When He was among us personally, did Jesus praise anybody? In His parables, yes, He represented the Lord as saying "Well done, good and faithful servant" to some people, but do we have a record that He actually said that to any human among His contemporaries?
He said something nice about the poor lady who gave her "two mites" to the offering in the Temple, that she had "put in more than all" because "she ... has put in all the livelihood that she had" (Luke 21:2-4). But He said this behind her back, as it were. He told Peter that he was "blessed" because he boldly confessed his faith that Jesus is "the Christ, the Son of the living God" (Matt. 16:16, 17). But He seemed very reticent to praise people lest they become vain. That was love!
A notable exception seems to be Mary Magdalene. In her presence, He defended her before Simon and the disciples saying, "She has done a good work for Me," the word in the original meaning "exquisite" (Mark 14:6). He also said, "She has done what she could" (vs. 8). A classic understatement, for it meant that she had done all she could. He had declared that she had "faith," for it had saved her (Luke 7:50); now He added this, that her faith had "worked" to the utmost, being a picture for us of what Paul meant in Galatians 5:6 about "faith working through love." Faith is not genuine unless it does "work." A battery is dead unless it sparks.
The final judgment (that we have all dreaded) is not whether we have a "battery," but whether it's alive. God has given to every one "the measure of faith" (Rom. 12:3, KJV); that's not the last question--but, is that faith alive and working?
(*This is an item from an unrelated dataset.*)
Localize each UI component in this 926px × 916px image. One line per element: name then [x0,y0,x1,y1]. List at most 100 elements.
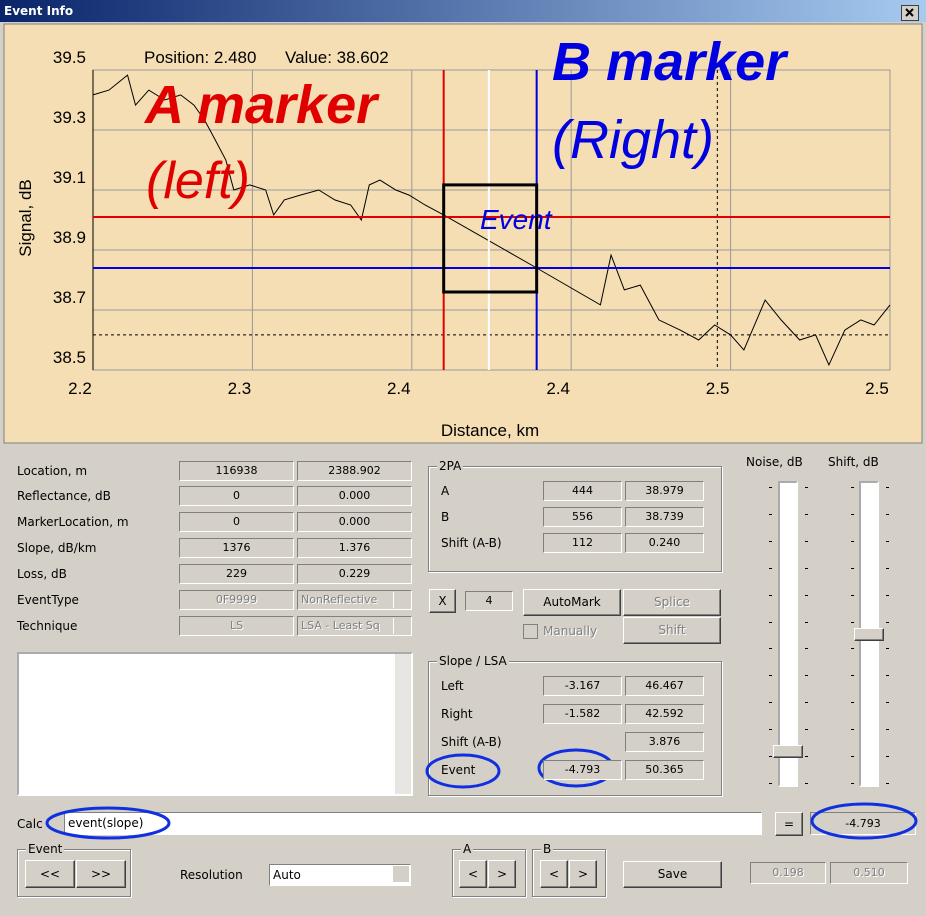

Cross the poles of a live battery and it will almost knock you down, even though a dead battery looks exactly the same as a live one.
So let's not waste good breath praying, "Lord, give me some faith!" because He already has given it. And it's probably a waste of breath praying Him to charge our "battery" unless we "plug it in." The Lord is a wonderful Savior, but we must cooperate with Him; there is something sensible we must do.
--Robert J. Wieland
From the "Dial Daily Bread" Archive: June 25, 2004.